Publication: Monitor Volume: 3 Issue: 3

Russia’s most respected TV news show, "Itogi," is screening an investigation into the 1992 privatization of Russia’s aluminum industry. (NTV, "Itogi," December 28, January 5) Cropping up throughout the story is the figure of Oleg Soskovets, a former Yeltsin associate and Kremlin hawk who was sacked in disgrace last June. In the course of his Kremlin career, Soskovets was seen as the godfather of Russian metal-producers. The first program alleged that Soskovets had used his post as first deputy prime minister to help cronies privatize valuable Russian raw materials producers, and that he had turned a blind eye when the companies were sold at prices far below their real value. The second program, screened last night, went on to accuse Soskovets of links with organized crime. It also implicated former security service chief Mikhail Barsukov and former Yeltsin bodyguard Aleksandr Korzhakov. The program was at pains to stress that Yeltsin himself was unaware of any skullduggery until June 1996, when he abruptly sacked Soskovets, Korzhakov, and Barsukov at the height of the presidential election campaign.
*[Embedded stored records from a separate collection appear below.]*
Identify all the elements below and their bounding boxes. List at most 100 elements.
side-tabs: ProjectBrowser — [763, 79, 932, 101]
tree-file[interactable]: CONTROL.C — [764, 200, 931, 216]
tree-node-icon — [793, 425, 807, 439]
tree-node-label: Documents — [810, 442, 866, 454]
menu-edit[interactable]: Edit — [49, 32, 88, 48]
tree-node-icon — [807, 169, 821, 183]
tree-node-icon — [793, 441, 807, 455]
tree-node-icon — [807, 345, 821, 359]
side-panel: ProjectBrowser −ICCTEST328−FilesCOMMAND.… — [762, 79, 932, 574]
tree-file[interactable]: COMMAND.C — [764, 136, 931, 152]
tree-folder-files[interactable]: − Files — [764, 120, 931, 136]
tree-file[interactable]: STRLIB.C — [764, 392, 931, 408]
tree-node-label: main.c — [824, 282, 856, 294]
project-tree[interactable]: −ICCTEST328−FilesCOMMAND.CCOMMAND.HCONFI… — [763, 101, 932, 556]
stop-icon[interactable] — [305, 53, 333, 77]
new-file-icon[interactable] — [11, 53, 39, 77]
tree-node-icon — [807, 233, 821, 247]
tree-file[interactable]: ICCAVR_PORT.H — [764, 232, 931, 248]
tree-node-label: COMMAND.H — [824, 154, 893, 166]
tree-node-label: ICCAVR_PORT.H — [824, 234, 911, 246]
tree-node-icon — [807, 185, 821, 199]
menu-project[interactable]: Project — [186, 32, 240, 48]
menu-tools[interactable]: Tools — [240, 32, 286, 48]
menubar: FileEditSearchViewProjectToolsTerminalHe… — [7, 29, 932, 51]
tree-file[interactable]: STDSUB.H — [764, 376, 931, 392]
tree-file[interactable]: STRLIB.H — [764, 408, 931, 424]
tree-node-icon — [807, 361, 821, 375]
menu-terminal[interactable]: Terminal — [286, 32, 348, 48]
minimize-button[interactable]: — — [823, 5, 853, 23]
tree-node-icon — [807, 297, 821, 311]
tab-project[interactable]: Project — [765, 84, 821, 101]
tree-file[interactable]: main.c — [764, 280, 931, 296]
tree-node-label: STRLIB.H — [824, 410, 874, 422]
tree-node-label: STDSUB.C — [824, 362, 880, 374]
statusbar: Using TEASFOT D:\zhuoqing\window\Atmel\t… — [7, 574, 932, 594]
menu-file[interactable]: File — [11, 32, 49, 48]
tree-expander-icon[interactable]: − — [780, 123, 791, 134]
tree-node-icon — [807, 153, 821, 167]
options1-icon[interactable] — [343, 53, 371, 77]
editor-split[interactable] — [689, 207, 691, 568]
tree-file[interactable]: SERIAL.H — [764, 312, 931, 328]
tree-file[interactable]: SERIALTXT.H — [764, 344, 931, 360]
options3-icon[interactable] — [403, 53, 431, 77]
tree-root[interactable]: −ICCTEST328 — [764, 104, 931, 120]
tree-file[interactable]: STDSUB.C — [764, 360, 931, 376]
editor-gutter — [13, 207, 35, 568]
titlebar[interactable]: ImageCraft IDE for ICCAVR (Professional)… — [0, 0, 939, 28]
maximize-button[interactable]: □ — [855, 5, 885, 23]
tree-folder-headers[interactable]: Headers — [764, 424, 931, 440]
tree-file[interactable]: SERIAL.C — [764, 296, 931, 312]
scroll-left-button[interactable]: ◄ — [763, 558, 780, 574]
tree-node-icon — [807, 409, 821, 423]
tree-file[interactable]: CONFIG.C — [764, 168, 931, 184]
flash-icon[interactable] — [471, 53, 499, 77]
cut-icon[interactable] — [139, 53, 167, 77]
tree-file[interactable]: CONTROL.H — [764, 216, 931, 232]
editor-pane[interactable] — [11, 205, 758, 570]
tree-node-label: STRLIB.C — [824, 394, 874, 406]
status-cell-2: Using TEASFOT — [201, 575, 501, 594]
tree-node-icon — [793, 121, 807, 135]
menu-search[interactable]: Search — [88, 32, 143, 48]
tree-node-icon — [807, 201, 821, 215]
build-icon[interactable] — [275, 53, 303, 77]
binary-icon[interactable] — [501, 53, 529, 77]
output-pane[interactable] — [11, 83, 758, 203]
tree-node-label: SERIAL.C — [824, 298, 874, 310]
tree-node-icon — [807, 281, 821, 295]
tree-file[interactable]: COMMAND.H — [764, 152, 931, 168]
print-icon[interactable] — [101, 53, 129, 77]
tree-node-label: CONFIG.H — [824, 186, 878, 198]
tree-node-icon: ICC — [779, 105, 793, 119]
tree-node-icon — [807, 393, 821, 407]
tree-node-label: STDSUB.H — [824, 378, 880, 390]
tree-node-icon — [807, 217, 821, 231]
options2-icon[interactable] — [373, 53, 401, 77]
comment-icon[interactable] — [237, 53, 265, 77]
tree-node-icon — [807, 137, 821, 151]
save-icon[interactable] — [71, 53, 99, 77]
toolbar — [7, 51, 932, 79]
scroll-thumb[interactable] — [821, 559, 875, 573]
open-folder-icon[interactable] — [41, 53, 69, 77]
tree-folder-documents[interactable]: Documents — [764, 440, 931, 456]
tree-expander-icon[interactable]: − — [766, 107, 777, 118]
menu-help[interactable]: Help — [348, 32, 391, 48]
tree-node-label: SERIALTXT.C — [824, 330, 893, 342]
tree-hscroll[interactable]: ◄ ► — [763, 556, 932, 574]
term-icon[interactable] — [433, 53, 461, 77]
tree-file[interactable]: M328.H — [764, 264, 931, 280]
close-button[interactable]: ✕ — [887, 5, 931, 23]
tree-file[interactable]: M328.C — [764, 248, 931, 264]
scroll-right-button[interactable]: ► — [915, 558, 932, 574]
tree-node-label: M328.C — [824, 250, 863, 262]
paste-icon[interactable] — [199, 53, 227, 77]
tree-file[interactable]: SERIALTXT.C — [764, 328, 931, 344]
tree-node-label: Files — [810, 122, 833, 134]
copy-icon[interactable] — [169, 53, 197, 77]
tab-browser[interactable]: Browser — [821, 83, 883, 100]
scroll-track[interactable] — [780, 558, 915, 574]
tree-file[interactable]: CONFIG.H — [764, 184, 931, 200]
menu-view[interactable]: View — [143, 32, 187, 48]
According to Radio Liberty’s Moscow bureau chief, Savik Shuster, today’s Russians view "Itogi" in the same way that they used to read Pravda–to find out who is up and who is down in the Kremlin. (Financial Times, January 4) Then, as now, Kremlin leaders were not just individual personalities but also represented major interest groups. Soskovets has been under regular attack in the media since his ouster. But this latest expose may indicate more than just a settling of scores and is perhaps a prelude to the leveling of criminal charges. It is likely to be seen, moreover, as a sign that the group of seven financiers who bankrolled Yeltsin’s reelection campaign and came to political power when he won his second term are jockeying to take over the industrial empire their ousted rivals once controlled. This latest assault on Soskovets seems therefore to be a skirmish in the larger war waged by Russia’s financial barons for control over Russia’s valuable — and murkily privatized — raw materials.